E Elio se deteve nessas conversas:

- Skipper relatou que o custo de suas próximas incursões em busca de um transplante o fará reduzir o número de Fuscas de sua propriedade, no que o Dieckmann apoiou efusivamente, dizendo até que poderia tratar de vender os Fuscas sem se desfazer do rim. Depois, ainda com gracinhas, falou de um presente de casamento – trote certamente e que foi além da conta, pois o Skipper interrompeu o relato com um grande f... ficou provado que eles se conhecem há bom tempo.
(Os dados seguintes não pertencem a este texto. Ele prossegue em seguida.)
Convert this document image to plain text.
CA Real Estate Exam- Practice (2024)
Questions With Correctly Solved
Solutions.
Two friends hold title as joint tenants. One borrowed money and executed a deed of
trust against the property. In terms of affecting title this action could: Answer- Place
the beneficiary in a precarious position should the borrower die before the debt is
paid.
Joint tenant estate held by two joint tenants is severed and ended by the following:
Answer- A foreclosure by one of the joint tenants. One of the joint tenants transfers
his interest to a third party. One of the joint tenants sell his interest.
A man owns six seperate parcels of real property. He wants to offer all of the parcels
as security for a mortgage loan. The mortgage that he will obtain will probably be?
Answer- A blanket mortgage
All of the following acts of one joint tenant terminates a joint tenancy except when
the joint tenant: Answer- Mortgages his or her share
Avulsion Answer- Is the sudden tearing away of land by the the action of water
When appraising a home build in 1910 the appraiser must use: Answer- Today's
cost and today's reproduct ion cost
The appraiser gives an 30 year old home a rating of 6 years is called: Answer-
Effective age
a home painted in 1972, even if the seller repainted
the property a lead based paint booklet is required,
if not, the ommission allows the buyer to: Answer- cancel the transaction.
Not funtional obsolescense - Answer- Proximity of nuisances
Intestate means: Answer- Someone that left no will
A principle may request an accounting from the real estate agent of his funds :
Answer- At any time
-Elio, você falou das costureiras da Lapa, o que, certamente, iria coroar o entusiasmo juvenil do Skipper?

-Não, também não tratei dos domínios dos judeus das cercanias da Rua de Santana, perto da Praça 11 de Junho, onde a maior parte da comunidade judaica residia e trabalhava. Prato cheio de detalhes da sociedade dos anos vinte aos quarenta, infelizmente pouco recheada de automóveis, o que desapontaria o Skipper.

-Eu julgava que o Carlos Alberto Torres, o grande Capitão, comparecesse ao almoço.- falei.

-Quando passamos a tratar dos ausentes, falamos especialmente dele. Contaram sobre sua última coleção, de espremedores de laranja e de limão, de louça e de vidro, diagnosticando um fim preocupante para a sua liberdade de gastar, visto que a família do Capitão certamente o interditará. Relatei que, por muito menos travessuras, inúmeros pais de família ficaram reduzidos ao casa-trabalho-casa, sem hobbies ou diversões, até que o pó da rotina os invalidasse para o prazer. Quando iam falar de você, o Distribuidor pediu a conta, pois tinha de trabalhar. Ou marcar ponto. Ou os dois.

E concluiu: Dieckmann saiu de lá dando vivas aos taxistas de Maria da Graça, pois não havia um táxi em Santa Teresa na hora de ir embora.